Is it weird to be afraid of coming out to people you know aren't homophobic?
Like I know my friends won't hate me if I come out like my family will but the thought of it still makes me uncomfortable.
same. i have difficulty making myself vulnerable to people in general, and it feels like an extension of that.
Coming out isn't just getting through the wall of fear of direct homophobia. It's also getting through the wall of fear of loss of privilege that being assumed to be hetero-cis provides because anything that is not hetero-cis has an inherent lesser social status. Even without it, there's an internal barrier created because of the obvious risk that represents.

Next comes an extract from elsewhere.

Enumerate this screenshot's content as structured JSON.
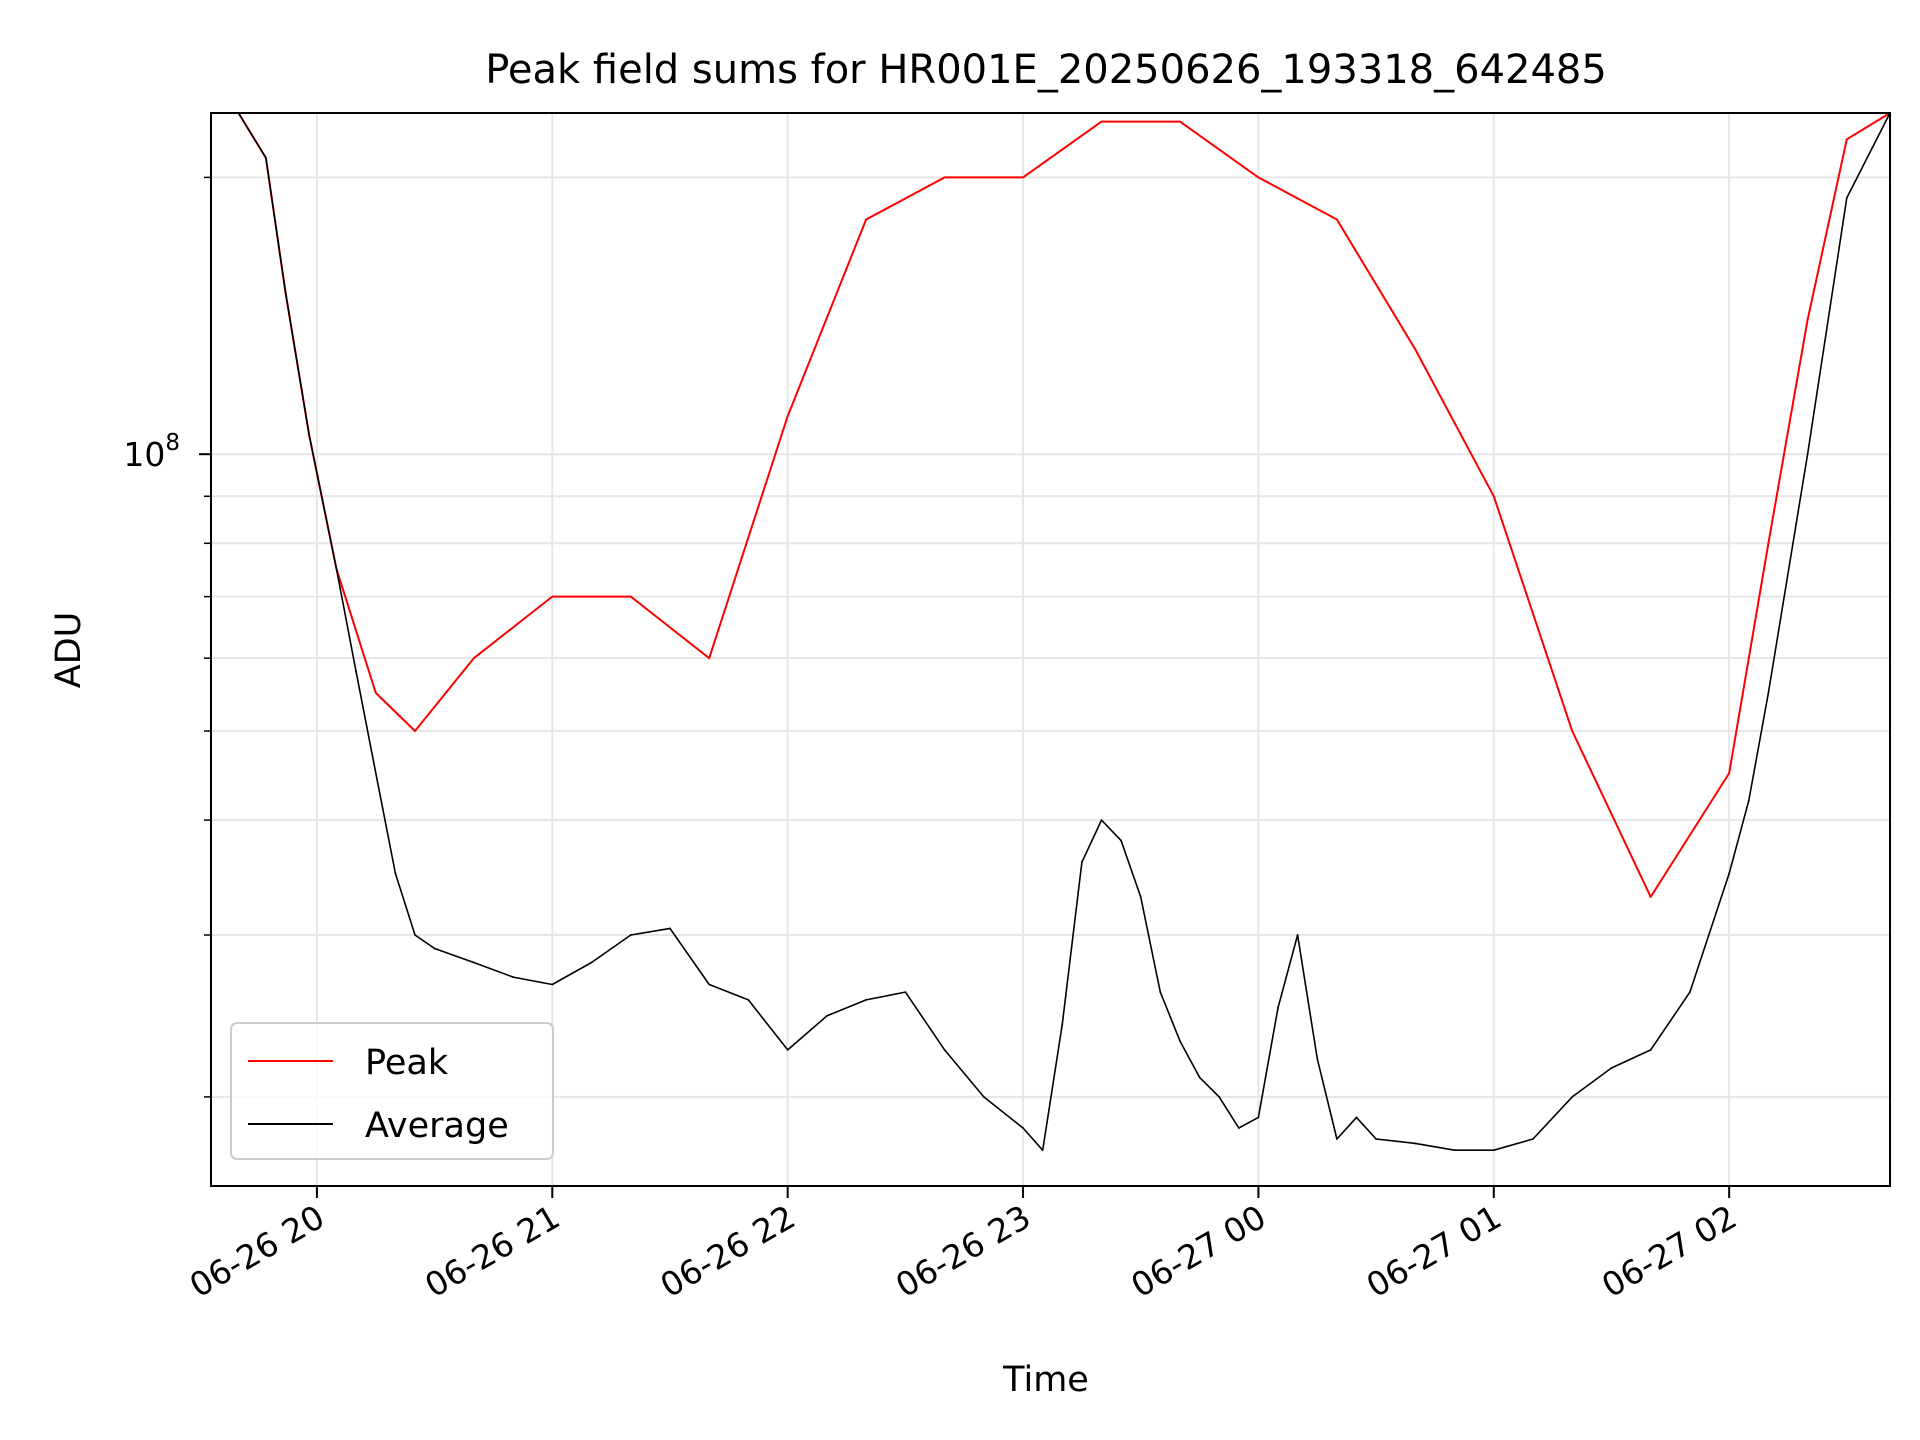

i would also add: there's a wall of trying to redefine who you are in everyone else's eyes. there is a real fear of judgement even from people who have nothing against gays. because even if they're ok with gays in general, they may have negative reactions or thoughts about you specifically being gay. you see this all the time with parents especially - they're ok with gays, just as long as it's not their own kids
I never came out, just watched my family and friends get increasingly confused as I grew a mustache and started dating guys and girls
To the fellow with autism who posted here and deleted their comment while I was mid-way through reading it - I wish I could have finished. I care about your experience but I respect your choice to decide not to share it.
Until I'm in a (stable) relationship there is nothing to gain and everything to lose from coming out to my family. Even if everything goes fine it's a massive unnecessary risk.
This is totally sentimental but: you are ready, it is your family that is not ready.
tough for me to come out as Bi when i ended up falling in love and marrying a woman anyway. I mean she and my closest friends know and I'll say it if it comes up but like i never posted about it on my social media except here.
edit- I'm a man btw
when? if it was yesterday oof i almost wanted to come out to some people
This is making me think of two professors in my department when I was in grad school years ago. One was a very out and proud lesbian, one was a man who many people assumed was gay but was definitely not out. She pushed him to come out, frequently and publicly. It was so bad. Nobody every did anything about it and I felt so bad for him. Like, so maybe he's gay and he doesn't want to come out for some reason. Isn't that his right?
Yes it is, and fuck anyone who decides to out someone else like that.
When I was younger, my sexuality was unclear even to me and the narrative around male bisexuality was so confusing that it wasn't even possible for me to come out to anyone. Wish I'd gotten the opportunity to feel solidarity with other queer people instead of just passing for straight all the time and feeling totally disconnected from that community of people.